I agree with your positions about short seasons and brand new big bads.
However, I don’t think TNG, and classic Trek at large, have a future totally devoid of “the pains and pitfalls of present-day life”. For instance, Captain Maxwell blows up a bunch of Cardassian outposts, and there was that whole incident with the Pegasus and the cloaking device. These are clear instances showing in TNG’s world, we haven’t completely grown out of the darker parts of our nature.
I think the ideal of Star Trek is there is a future where we have overcome many of our problems, and when new (or old, sometimes) arise, we can work together to overcome them and improve ourselves.
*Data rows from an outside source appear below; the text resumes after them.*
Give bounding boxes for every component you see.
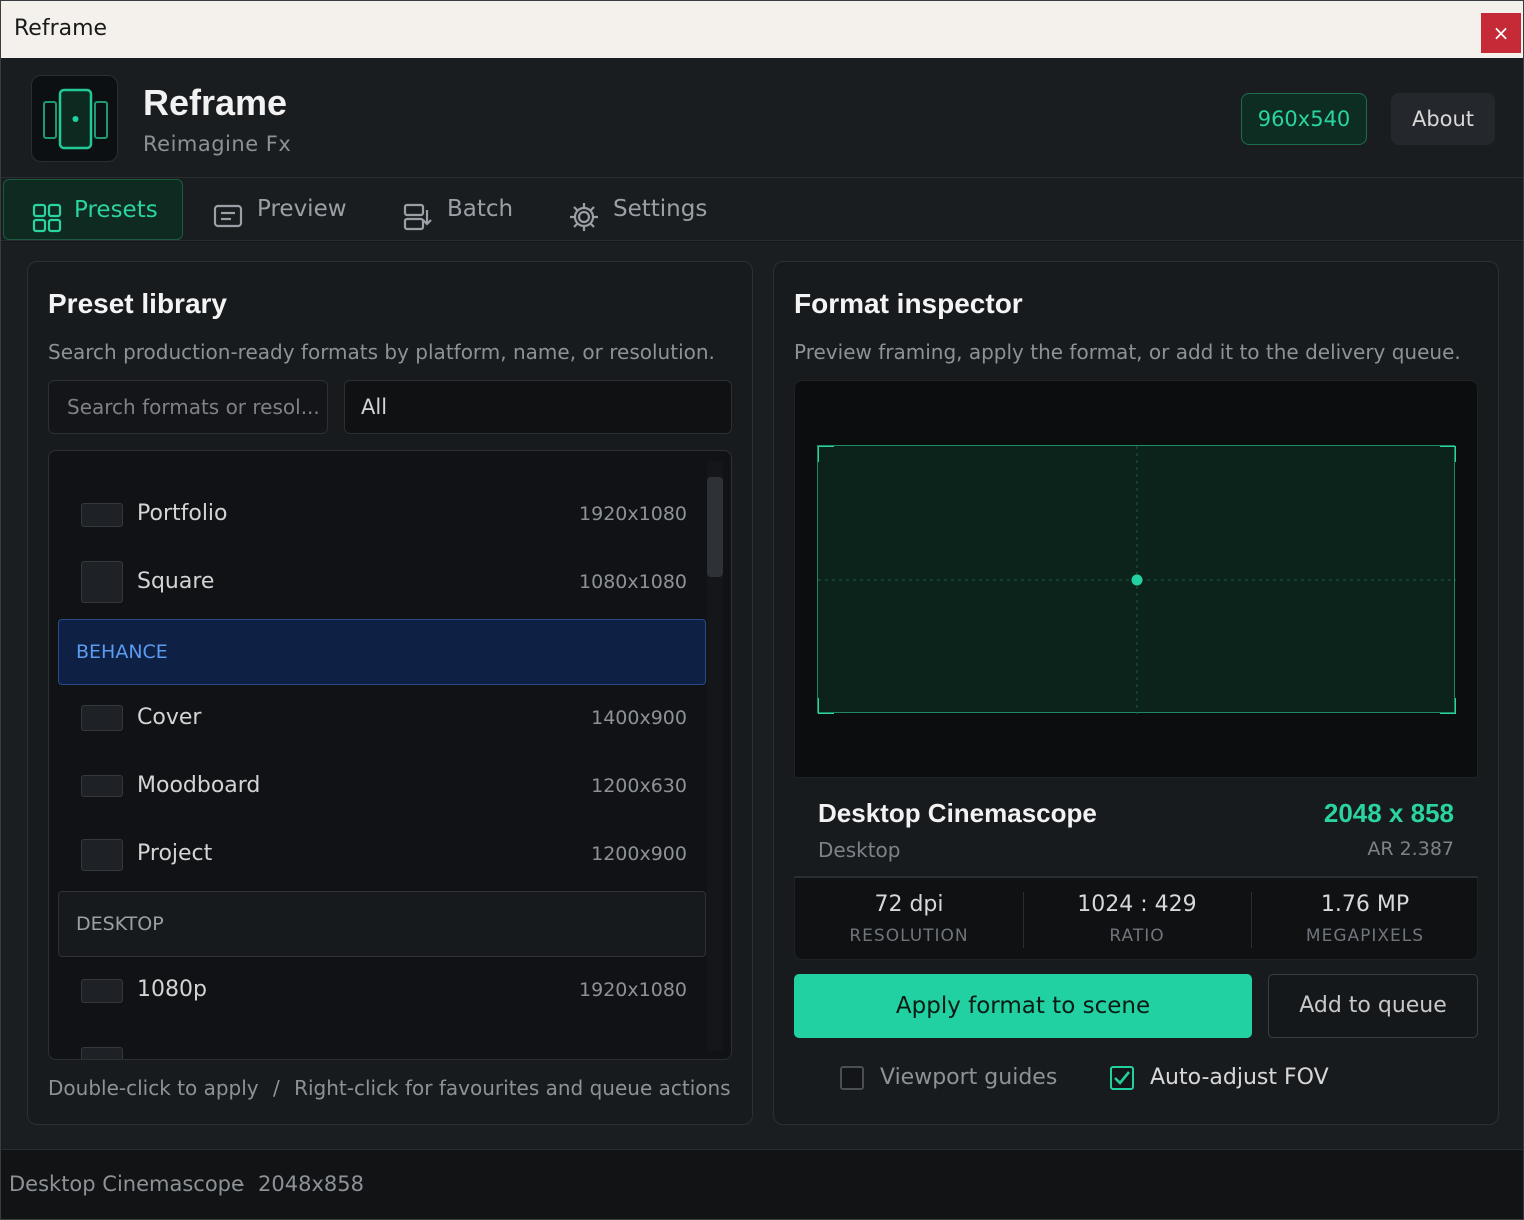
preset-thumb bbox=[81, 705, 123, 731]
preset-thumb bbox=[81, 561, 123, 603]
apply-format-button[interactable]: Apply format to scene bbox=[794, 974, 1252, 1038]
stat-value: 1.76 MP bbox=[1320, 892, 1410, 917]
preset-thumb bbox=[81, 503, 123, 527]
app-window: Reframe × Reframe Reimagine Fx 960x540 A… bbox=[0, 0, 1524, 1220]
window-title: Reframe bbox=[14, 16, 108, 41]
close-button[interactable]: × bbox=[1481, 13, 1521, 53]
preset-resolution: 1200x900 bbox=[591, 843, 687, 865]
preview-viewport[interactable] bbox=[794, 380, 1478, 778]
about-button[interactable]: About bbox=[1391, 93, 1495, 145]
inspector-subtitle: Preview framing, apply the format, or ad… bbox=[794, 340, 1461, 364]
preset-name: Portfolio bbox=[137, 501, 228, 526]
preset-resolution: 1200x630 bbox=[591, 775, 687, 797]
grid-icon bbox=[32, 196, 62, 233]
gear-icon bbox=[569, 195, 599, 231]
list-item[interactable]: Cover 1400x900 bbox=[49, 685, 705, 753]
stat-label: MEGAPIXELS bbox=[1305, 926, 1425, 946]
tab-preview[interactable]: Preview bbox=[199, 179, 359, 240]
stat-value: 72 dpi bbox=[874, 892, 944, 917]
preset-name: Project bbox=[137, 841, 213, 866]
stat-resolution: 72 dpi RESOLUTION bbox=[795, 878, 1023, 960]
add-to-queue-button[interactable]: Add to queue bbox=[1268, 974, 1478, 1038]
tab-settings[interactable]: Settings bbox=[555, 179, 725, 240]
auto-fov-checkbox[interactable] bbox=[1110, 1066, 1134, 1090]
tab-batch[interactable]: Batch bbox=[389, 179, 529, 240]
preset-name: Cover bbox=[137, 705, 202, 730]
format-info: Desktop Cinemascope Desktop 2048 x 858 A… bbox=[794, 778, 1478, 878]
group-header-behance[interactable]: BEHANCE bbox=[58, 619, 706, 685]
platform-filter-select[interactable]: All bbox=[344, 380, 732, 434]
auto-fov-label[interactable]: Auto-adjust FOV bbox=[1150, 1065, 1329, 1090]
check-icon bbox=[1114, 1071, 1131, 1085]
preset-resolution: 1080x1080 bbox=[579, 571, 687, 593]
tab-settings-label: Settings bbox=[613, 196, 708, 222]
format-inspector-panel: Format inspector Preview framing, apply … bbox=[773, 261, 1499, 1125]
library-title: Preset library bbox=[48, 288, 227, 319]
app-name: Reframe bbox=[143, 82, 288, 123]
status-bar: Desktop Cinemascope - 2048x858 bbox=[1, 1149, 1523, 1219]
list-item[interactable]: Square 1080x1080 bbox=[49, 549, 705, 617]
resolution-badge[interactable]: 960x540 bbox=[1241, 93, 1367, 145]
list-scrollbar-thumb[interactable] bbox=[707, 477, 723, 577]
preview-icon bbox=[213, 195, 243, 228]
preset-library-panel: Preset library Search production-ready f… bbox=[27, 261, 753, 1125]
status-resolution: 2048x858 bbox=[258, 1172, 364, 1196]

In some ways, I think that Lower Decks embodies this extremely well. Because it’s supposed to be a comedy, it liberates the show from a lot of modern sci-fi conventions; this allows a largely utopian environment for our Federation characters where they’re free to help each other evolve far beyond the borderline insane sitcom archetypes they started the show as.
To be fair, the mirror universe in general, even in the DS9 era, is kind of Star Wars-y.
In general, though, it sometimes gets annoying when the franchises swap aesthetics, even back to V when they did bargain bin Mos Eisley (the bar in III was hilariously campy, though). Recently, I watched the first episode of a certain Star Wars series on a friend’s recommendation (I wouldn’t have otherwise), and at one point, I was like, “What the heck! This is supposed to be a rough pirate ship, but there’s so little weathering on the set that this could be a Federation starship!”